Dernière mise à jour : 2 nov.

Entre le 29 juin et 31 juillet, Kalvin Ride a traversé une partie de l'Europe à vélo. Voici quelques lignes qui retracent 4 semaines d'ores et déjà gravées dans nos mémoires.

 

Un début d'été fort en émotions


L'entame des jours chauds a été marquée par des retrouvailles. En effet, après plusieurs mois hors de la cité de Calvin, l'un de nos membres s'est vu être chanceux: ce n’est pas moins qu’une partie de l'équipe qui s'en est allée le rejoindre afin de le rapatrier en terres helvètes, puisqu'il faut bien rentrer un jour ! C'est ainsi que le premier épisode de l'été commence.



Rotterdam - Genève


Les émotions ont été vives dès le premier jour: c‘est précisément le lendemain de la victoire de la Nati que nous avons quitté Manhattan sur la Meuse. Nous voilà, quelques discussions de retrouvailles plus tard, à bon port de la première étape: Arnhem. Notre compagnon de route le plus fidèle, la pluie, manifeste sa présence à plusieurs reprises déjà. Voici donc le premier soir arrivé, avec quelques ruelles charmantes nous offrant un premier repas apprécié et une tombée de nuit presque sèche.

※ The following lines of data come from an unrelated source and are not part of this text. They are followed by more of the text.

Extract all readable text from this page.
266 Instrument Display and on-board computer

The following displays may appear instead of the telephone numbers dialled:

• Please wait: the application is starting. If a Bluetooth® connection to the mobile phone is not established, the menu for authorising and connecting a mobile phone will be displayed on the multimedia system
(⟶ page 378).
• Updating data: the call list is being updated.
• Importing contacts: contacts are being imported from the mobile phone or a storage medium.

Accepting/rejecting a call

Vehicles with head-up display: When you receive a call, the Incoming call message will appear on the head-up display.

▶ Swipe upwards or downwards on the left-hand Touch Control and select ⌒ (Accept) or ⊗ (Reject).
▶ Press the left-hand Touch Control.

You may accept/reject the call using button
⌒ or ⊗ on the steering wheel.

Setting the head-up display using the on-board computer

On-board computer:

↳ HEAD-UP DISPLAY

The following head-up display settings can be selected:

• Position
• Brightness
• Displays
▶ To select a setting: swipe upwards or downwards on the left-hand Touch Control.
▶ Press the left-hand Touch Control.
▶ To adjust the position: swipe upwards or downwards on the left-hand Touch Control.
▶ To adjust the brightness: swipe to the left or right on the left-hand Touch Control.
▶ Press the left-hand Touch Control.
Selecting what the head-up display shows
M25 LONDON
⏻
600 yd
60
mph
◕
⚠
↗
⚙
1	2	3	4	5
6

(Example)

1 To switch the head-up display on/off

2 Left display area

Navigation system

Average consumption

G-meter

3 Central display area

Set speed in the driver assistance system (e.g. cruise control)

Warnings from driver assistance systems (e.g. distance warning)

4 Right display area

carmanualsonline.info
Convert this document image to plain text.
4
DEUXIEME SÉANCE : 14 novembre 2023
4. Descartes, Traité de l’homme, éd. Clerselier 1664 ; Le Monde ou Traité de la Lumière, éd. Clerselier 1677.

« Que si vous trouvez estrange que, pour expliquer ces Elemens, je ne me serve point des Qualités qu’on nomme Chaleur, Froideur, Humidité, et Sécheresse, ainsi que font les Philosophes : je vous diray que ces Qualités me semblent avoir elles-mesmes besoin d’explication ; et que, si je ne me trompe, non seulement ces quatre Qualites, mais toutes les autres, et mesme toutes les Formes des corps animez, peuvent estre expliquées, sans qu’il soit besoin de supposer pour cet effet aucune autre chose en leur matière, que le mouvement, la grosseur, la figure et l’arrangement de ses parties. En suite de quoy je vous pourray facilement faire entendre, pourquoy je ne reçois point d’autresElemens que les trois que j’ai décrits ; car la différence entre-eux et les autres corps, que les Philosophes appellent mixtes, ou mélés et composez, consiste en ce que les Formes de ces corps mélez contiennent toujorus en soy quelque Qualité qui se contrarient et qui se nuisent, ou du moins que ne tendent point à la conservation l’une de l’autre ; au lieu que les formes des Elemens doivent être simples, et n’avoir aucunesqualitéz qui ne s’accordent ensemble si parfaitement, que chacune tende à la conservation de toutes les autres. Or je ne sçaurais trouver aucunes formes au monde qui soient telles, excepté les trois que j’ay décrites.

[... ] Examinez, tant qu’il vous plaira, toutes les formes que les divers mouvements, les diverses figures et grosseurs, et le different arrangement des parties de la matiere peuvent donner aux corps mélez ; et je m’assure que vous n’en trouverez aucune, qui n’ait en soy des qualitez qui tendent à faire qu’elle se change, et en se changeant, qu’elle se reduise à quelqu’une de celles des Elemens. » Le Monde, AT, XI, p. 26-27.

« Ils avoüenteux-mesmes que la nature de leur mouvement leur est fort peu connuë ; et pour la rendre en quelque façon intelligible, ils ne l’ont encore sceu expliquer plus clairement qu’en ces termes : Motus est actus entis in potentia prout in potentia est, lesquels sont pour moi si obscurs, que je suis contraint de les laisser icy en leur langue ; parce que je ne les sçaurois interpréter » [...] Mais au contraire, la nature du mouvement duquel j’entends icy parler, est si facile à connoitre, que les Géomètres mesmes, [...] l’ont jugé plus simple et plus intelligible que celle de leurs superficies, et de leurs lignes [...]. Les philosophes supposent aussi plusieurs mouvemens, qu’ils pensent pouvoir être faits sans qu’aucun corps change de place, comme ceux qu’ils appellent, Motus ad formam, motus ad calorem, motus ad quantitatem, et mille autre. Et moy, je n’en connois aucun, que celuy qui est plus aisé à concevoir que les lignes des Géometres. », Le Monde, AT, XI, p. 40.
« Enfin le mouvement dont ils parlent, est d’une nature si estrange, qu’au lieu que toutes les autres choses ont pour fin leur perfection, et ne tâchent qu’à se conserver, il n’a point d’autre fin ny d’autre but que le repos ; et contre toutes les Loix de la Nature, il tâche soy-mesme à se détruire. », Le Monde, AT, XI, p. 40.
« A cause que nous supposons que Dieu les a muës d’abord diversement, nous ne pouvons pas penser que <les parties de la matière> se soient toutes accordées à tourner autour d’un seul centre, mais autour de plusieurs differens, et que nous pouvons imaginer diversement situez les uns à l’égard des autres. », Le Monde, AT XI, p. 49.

S'en suit la deuxième étape, offrant des paysages industriels et des montagnes de charbon affaissant les bateaux dans une eau peu claire. La route est plate et les pistes cyclables agréables. Nous voilà entrés dans la ville de notre deuxième nuit, surprenante par sa laideur. C’est ainsi que nous découvrîmes le seul raté du voyage: Duisburg.


Le départ pour la troisième étape se fait par conséquent très volontiers, afin de retrouver un peu de couleurs dans l'architecture. Nous ne fûmes pas déçus, le charme allemand se manifestant rapidement. D'abord grâce à Düsseldorf, puis ensuite grâce à Cologne où nous reprendrons notre souffle durant la nuit.


Les méandres rhénans nous emmènent ensuite à Coblence, ville dans laquelle nous passerons une journée de pause, nous permettant d'accueillir un invité (de marque) qui nous accompagnera pour la suite du voyage.

Quelques visites plus tard, nous pouvons affirmer que la réputation gastronomique allemande est trahie par les belles découvertes culinaires du séjour. Comme quoi !


Nous voilà maintenant trois confrères, prêts à affronter la pluie qui nous accompagne depuis l'incipit, et qui, à la surprise générale, ajoute une forme de plaisir curieux. Peut-être nous permet-elle d'avoir encore davantage d'histoires à raconter?


C'est donc en trio que nous avançons vers Hamm am Rhein, avant d'être rejoints par notre quatrième soldat en fin d'étape. Cette bourgade s'avère accueillante, mais son nom difficilement prononçable. Pour rester local, nous dévaliserons un restaurateur grec surpris par les quantités commandées: il y avait de quoi.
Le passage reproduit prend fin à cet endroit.